Social media negatively affects my mental health and if it is indeed as serious as I suspect and that I am indeed addicted to it, I need to instil boundaries that can’t be broken.
Whilst I may keep the accounts on Instagram and Facebook for now, I am ready to take a step back from relying on them as a form of marketing. In the spirit of the new year, it is a change I need to make, so not only do I think I am allowed to leave Instagram, I think I probably should for me and for my business.
If this post resonated with you, I would love to hear your thoughts. Please do join me in the comments.
How does using social media make you feel?
Do you rely on social media for your business? Are you too worried to leave?
Have you left social media? Has it affected your business/work?
What other forms of marketing do you rely on for self-promotion?
Thank you for reading. If you enjoyed Distracted please do share this post with a friend.
With 2.4 billion active users, Instagram ranks 4th among the biggest social media networks globally as of 2024. Source: Demand Sage
This is a fantastic post Kylie-Ann, and I resonate with so much of it. I also feel like I have to be on Instagram to promote my coaching business and my podcast. I'm inconsistent in my posting and show up more when I have an event or something to promote which isn't great either!! I overthink what I post, I'm not comfortable sharing my kids faces or names and I don't just want to share my random thoughts anout random things. Like you, I need to find other ways to market my business that feel better for me. The highs and lows of Instagram and mindless scrolling are just draining. Leonie Dawson has a good course on Marketing without social media too. X
Social media definitely helped me career-wise before in terms of making connections, discovery of my work for the handful of people who went onto give me opportunities that turned into a full time career as an editor and a part time career as an author, but I've similarly come to the conclusion that social media is an addiction that I've justified (for many of the same reasons around self-promo etc) for too long.

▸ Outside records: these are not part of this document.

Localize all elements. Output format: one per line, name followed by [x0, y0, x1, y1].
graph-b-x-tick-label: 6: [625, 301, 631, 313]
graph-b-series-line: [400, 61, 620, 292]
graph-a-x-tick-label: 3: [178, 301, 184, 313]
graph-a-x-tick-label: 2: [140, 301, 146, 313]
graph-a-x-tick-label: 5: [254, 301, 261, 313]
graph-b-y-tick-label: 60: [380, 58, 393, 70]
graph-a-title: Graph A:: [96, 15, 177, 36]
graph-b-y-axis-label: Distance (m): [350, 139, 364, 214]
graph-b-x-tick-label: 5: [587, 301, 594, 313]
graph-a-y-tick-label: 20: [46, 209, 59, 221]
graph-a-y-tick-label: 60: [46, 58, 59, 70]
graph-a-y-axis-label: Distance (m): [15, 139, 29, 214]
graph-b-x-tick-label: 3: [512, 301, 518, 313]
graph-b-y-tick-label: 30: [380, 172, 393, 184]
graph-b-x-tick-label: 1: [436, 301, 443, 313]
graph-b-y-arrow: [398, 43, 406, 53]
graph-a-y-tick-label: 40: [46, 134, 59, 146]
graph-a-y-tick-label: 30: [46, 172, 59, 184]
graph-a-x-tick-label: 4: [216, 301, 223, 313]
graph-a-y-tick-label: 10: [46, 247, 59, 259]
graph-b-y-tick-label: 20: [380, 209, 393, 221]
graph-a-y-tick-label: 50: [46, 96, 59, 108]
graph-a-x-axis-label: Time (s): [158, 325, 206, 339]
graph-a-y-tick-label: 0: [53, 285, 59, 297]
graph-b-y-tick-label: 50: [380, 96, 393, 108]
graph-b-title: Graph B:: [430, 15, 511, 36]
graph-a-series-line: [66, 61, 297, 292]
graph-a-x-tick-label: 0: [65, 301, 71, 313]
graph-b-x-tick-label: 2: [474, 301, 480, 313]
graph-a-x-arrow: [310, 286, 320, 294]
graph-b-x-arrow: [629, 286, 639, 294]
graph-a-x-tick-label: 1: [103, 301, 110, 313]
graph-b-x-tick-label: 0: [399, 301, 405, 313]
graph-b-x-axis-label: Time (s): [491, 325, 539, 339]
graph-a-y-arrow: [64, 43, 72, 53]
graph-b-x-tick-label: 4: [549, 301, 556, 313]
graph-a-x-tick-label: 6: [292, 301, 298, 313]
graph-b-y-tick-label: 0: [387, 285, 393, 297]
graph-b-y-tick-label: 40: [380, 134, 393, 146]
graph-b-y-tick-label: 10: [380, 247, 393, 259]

I've tried withdrawing completely, but also recognise that when I use it we'll, I actually enjoy it. So now I'm trying to moderate my use more with periods of complete withdrawal as a balance and then when I feel myself turning inside out because of it, I go cold turkey for a while.
In regards to the self promotion, I think what I've come to understand is that social media is great place to make connections and meet people you would other not meet, but actual opportunity comes from developing those relationships off social media, often always organically. And the way the algorithms are now pandering to paid advertisment over organic reach, the most effective use of social media for business is if you're going to pay for those ads that so many of us hate lol.
As an author, I've found that you're expected to have socials just because but some of the most successful authors I know are rarely on here and the viral success stories are few and far between (it's just the same handful of stories trotted out to explain why you *need* to be on social media). I feel like social media marketing has become a cop out for some in publishing when, as always, it's the marketing from publishers across different old and new media (inc. paid social ads) that actually moves the needle. So now I see my social media use as an entertaining hobby that is fun and provides some dopamine hits, but one that I need to moderate like my sugar intake.